Innovation as a formal management process

Want light bulbs to go off? Create a way to encourage, act on new ideas.

By Bob Vavra, Content Manager, CFE Media November 11, 2014

Innovation in a manufacturing environment isn’t just a question of a light bulb going off. For some organizations, innovation means providing all employees with their own light bulb, and a way to share that light in a formal process within the organization.

That’s been the game plan at Zodiac Arresting Systems, which provides emergency stopping mechanisms for airplanes of all sizes in military and commercial applications. Rich Orner of Zodiac discussed the company’s formal strategy to collect and act on innovative ideas throughout the company at the 2014 Association for Manufacturing Excellence (AME) Conference in Jacksonville, Fla.

If you’re not familiar with Zodiac, it might be because their product line is so singular in the aerospace industry. Perhaps its best-known product is the mechanism to stop military jets when they land on aircraft carriers. That kind of market leadership wasn’t always a good thing. "Seven years ago, senior management determined our commercial and military arresting systems were dominant positions in the market, and as such, we had become complacent in our workplace," Orner said.

To address this issue, senior management created an innovation process. The Innovation Charter at Zodiac states the goal to: "Establish a sustainable innovation process that drives and rewards innovation throughout the company that includes a documented procedure for the capture, evaluation and storage of new ideas."

The company doesn’t restrict ideas, but it does require those ideas to have a definable benefit. Each idea is evaluated for its potential, and 6% of the ideas are acted on immediately. Another 7% go through a full six-month evaluation process before implementation. About 42% of the ideas require further information.

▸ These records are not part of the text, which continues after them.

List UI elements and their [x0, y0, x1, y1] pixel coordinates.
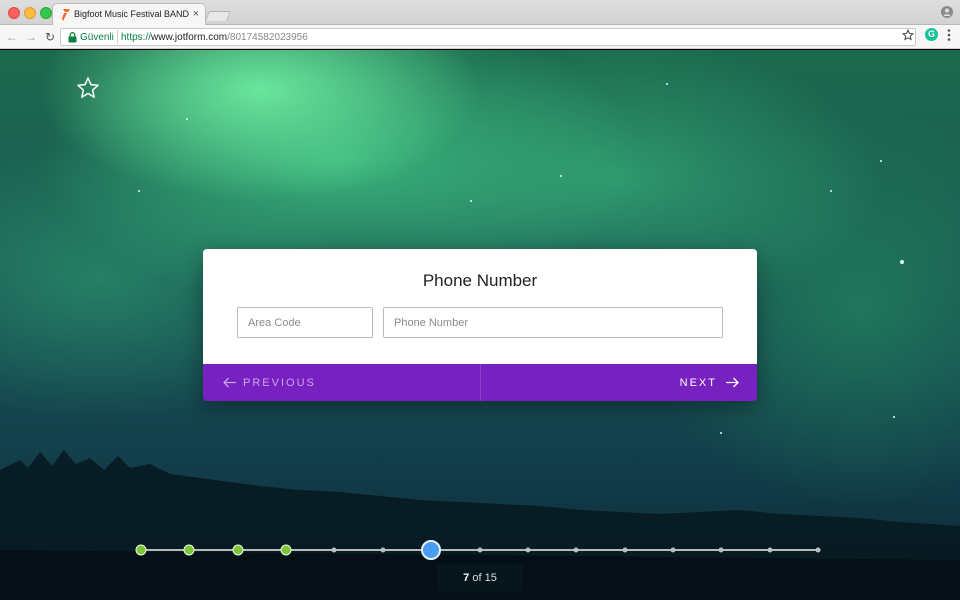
- next-button[interactable]: NEXT: [481, 364, 757, 401]
- progress-step-todo[interactable]: [718, 547, 724, 553]
- progress-step-todo[interactable]: [331, 547, 337, 553]
- address-bar[interactable]: Güvenli https://www.jotform.com/80174582…: [60, 28, 916, 46]
- jotform-favicon-icon: [62, 9, 70, 21]
- previous-label: PREVIOUS: [243, 377, 316, 389]
- browser-toolbar: ← → ↻ Güvenli https://www.jotform.com/80…: [0, 25, 960, 49]
- sky-star: [470, 200, 472, 202]
- sky-star: [830, 190, 832, 192]
- tab-close-icon[interactable]: ×: [193, 7, 199, 21]
- minimize-window-button[interactable]: [24, 7, 36, 19]
- progress-step-todo[interactable]: [815, 547, 821, 553]
- sky-star: [138, 190, 140, 192]
- progress-step-done[interactable]: [183, 544, 195, 556]
- sky-star: [900, 260, 904, 264]
- star-outline-icon[interactable]: [76, 76, 100, 100]
- sky-star: [560, 175, 562, 177]
- progress-step-todo[interactable]: [670, 547, 676, 553]
- previous-button[interactable]: PREVIOUS: [203, 364, 480, 401]
- browser-tab[interactable]: Bigfoot Music Festival BAND A ×: [52, 3, 206, 26]
- new-tab-button[interactable]: [205, 11, 231, 21]
- secure-label: Güvenli: [80, 32, 114, 43]
- browser-tab-bar: Bigfoot Music Festival BAND A ×: [0, 0, 960, 26]
- url-text: https://www.jotform.com/80174582023956: [121, 32, 308, 43]
- progress-step-done[interactable]: [232, 544, 244, 556]
- progress-step-current[interactable]: [421, 540, 442, 560]
- question-body: Phone Number: [203, 249, 757, 364]
- sky-star: [880, 160, 882, 162]
- tab-title: Bigfoot Music Festival BAND A: [74, 9, 190, 19]
- area-code-input[interactable]: [238, 308, 372, 337]
- progress-step-todo[interactable]: [767, 547, 773, 553]
- question-counter: 7 of 15: [437, 564, 523, 592]
- url-host: www.jotform.com: [151, 32, 228, 43]
- next-label: NEXT: [679, 377, 717, 389]
- counter-of-label: of: [472, 572, 482, 584]
- sky-star: [893, 416, 895, 418]
- url-scheme: https://: [121, 32, 152, 43]
- progress-step-done[interactable]: [135, 544, 147, 556]
- form-navigation: PREVIOUS NEXT: [203, 364, 757, 401]
- reload-icon[interactable]: ↻: [43, 30, 57, 44]
- progress-step-todo[interactable]: [573, 547, 579, 553]
- current-question-number: 7: [463, 572, 470, 584]
- arrow-left-icon: [223, 377, 236, 388]
- grammarly-extension-icon[interactable]: G: [925, 28, 938, 41]
- close-window-button[interactable]: [8, 7, 20, 19]
- question-title: Phone Number: [422, 271, 538, 290]
- browser-menu-icon[interactable]: [946, 28, 952, 42]
- bookmark-star-icon[interactable]: [902, 29, 914, 41]
- progress-step-todo[interactable]: [380, 547, 386, 553]
- question-card: Phone Number PREVIOUS NEXT: [203, 249, 757, 401]
- phone-number-field: [383, 307, 723, 338]
- area-code-field: [237, 307, 373, 338]
- url-separator: [117, 30, 118, 44]
- sky-star: [666, 83, 668, 85]
- progress-step-todo[interactable]: [525, 547, 531, 553]
- phone-number-input[interactable]: [384, 308, 722, 337]
- arrow-right-icon: [726, 377, 739, 388]
- progress-step-done[interactable]: [280, 544, 292, 556]
- url-path: /80174582023956: [227, 32, 308, 43]
- progress-step-todo[interactable]: [622, 547, 628, 553]
- total-question-number: 15: [484, 572, 497, 584]
- maximize-window-button[interactable]: [40, 7, 52, 19]
- form-page: Phone Number PREVIOUS NEXT: [0, 50, 960, 600]
- back-icon[interactable]: ←: [5, 30, 19, 44]
- profile-icon[interactable]: [941, 6, 953, 18]
- forward-icon[interactable]: →: [24, 30, 38, 44]
- lock-icon: [68, 32, 77, 43]
- progress-step-todo[interactable]: [477, 547, 482, 553]
- sky-star: [186, 118, 188, 120]
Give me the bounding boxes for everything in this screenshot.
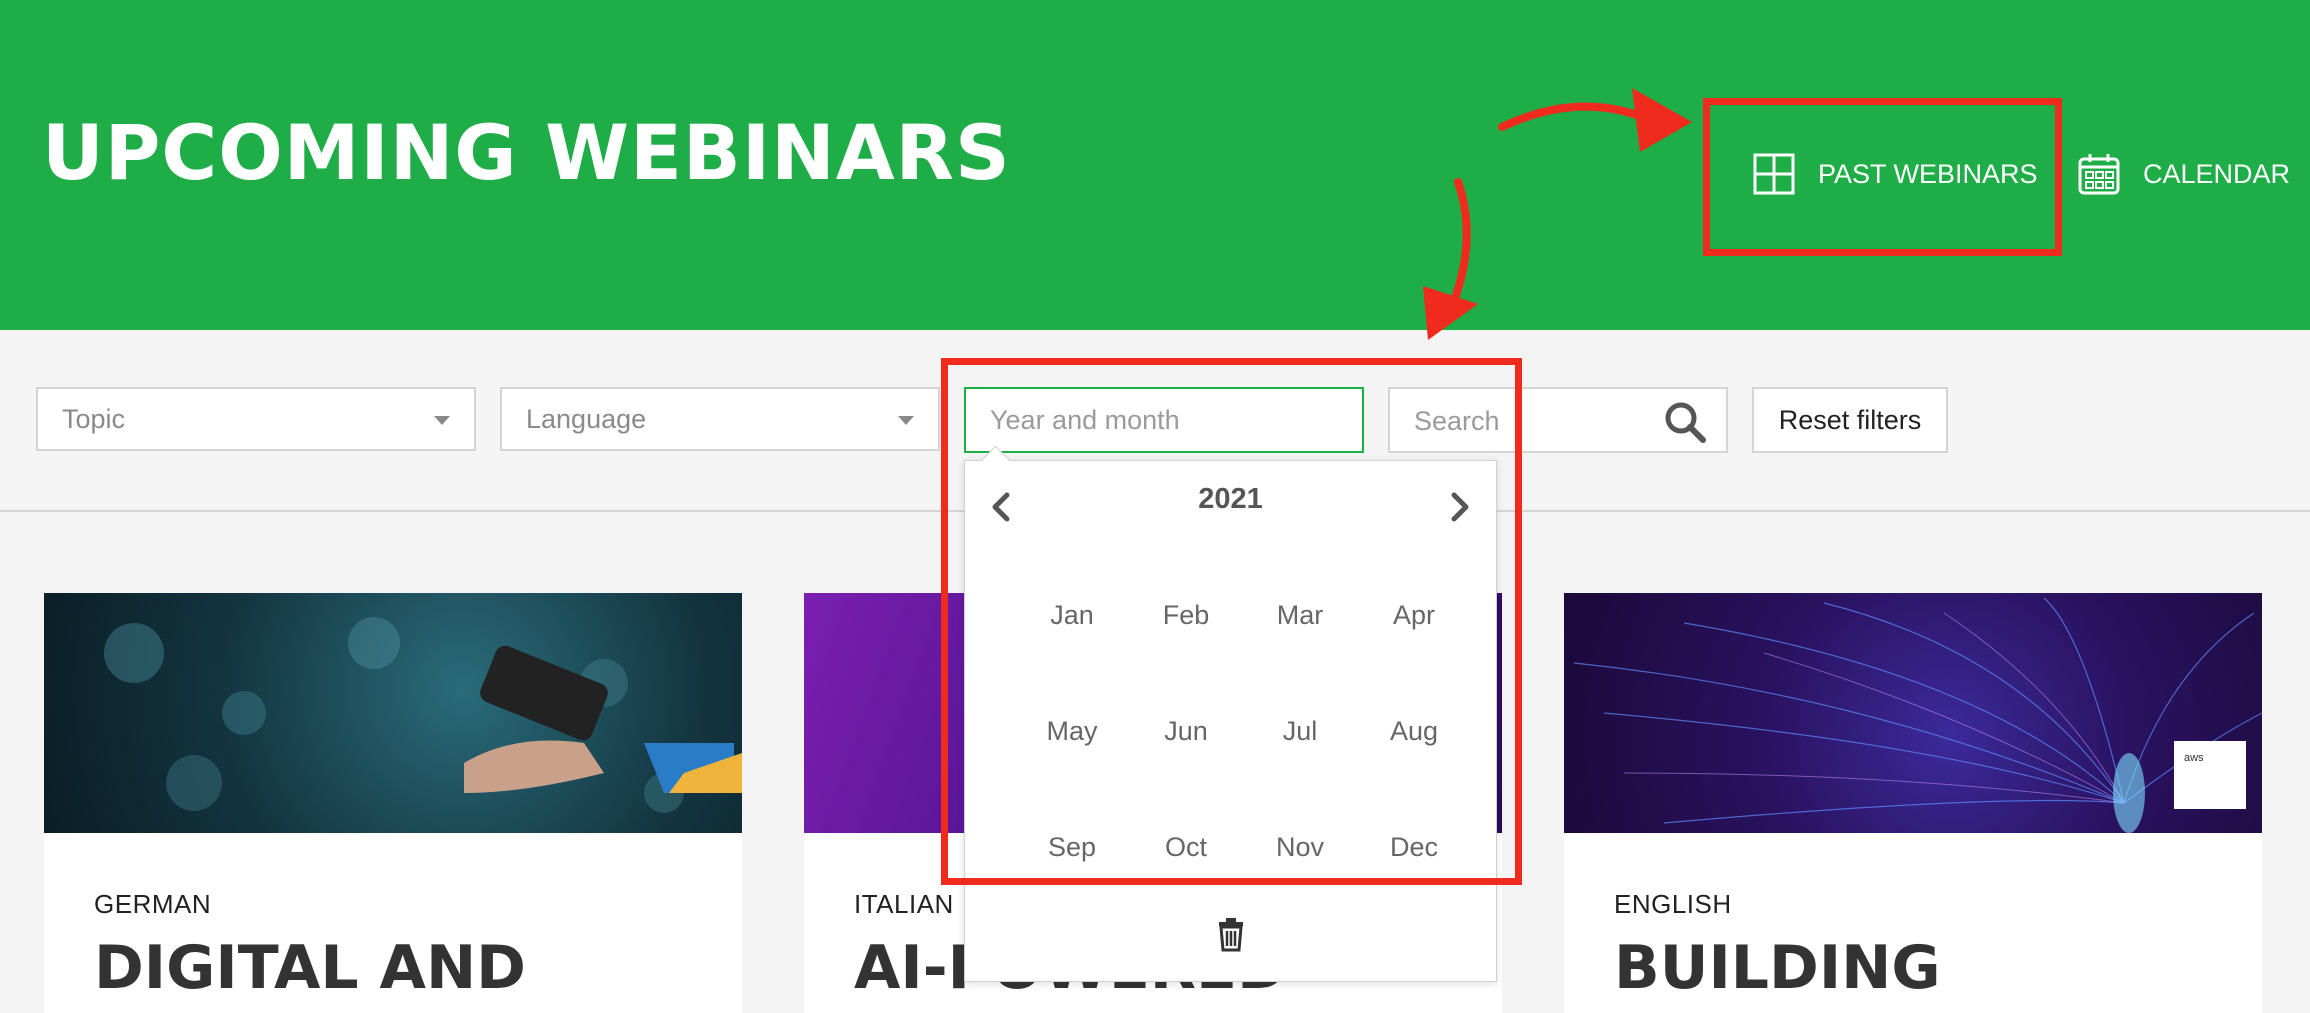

But it’s the process of making innovation more of a democratic process that is the big change at Zodiac. "It’s not about telling people how to innovate," Orner said. "Our employees have the expertise, but we have to encourage their creative thinking skills and we need to provide them motivation. You need to have everyone engaged. You can’t just count on engineers."

That’s an interesting thought from Orner, an engineer himself. "People tend to think innovation is just for engineers. Wrong. Anybody can innovate," said Orner, who said about 60% of ideas at Zodiac come from outside the shop floor. "We need to change how we think. Line workers should be innovators, because they face problems every day."

Besides formal training on how to submit innovative ideas, Zodiac also includes time for workers to develop their innovations. Orner said there were several keys to that process:

  • Providing workers with Internet access
  • Giving them a budget
  • Facilitate outside support ("Not all the answers are in our organization," Orner noted.)
  • Let them get away from the work cell to develop ideas
  • Keep things within the company (which protects intellectual property rights)
  • Track innovation time so that work for innovation is managed and is productive.

That last round of innovation at Zodiac produces about 250 ideas through the system. From that process, Zodiac has one new project and 10 potential projects moving forward, two new proposals for business models, and two patent applications.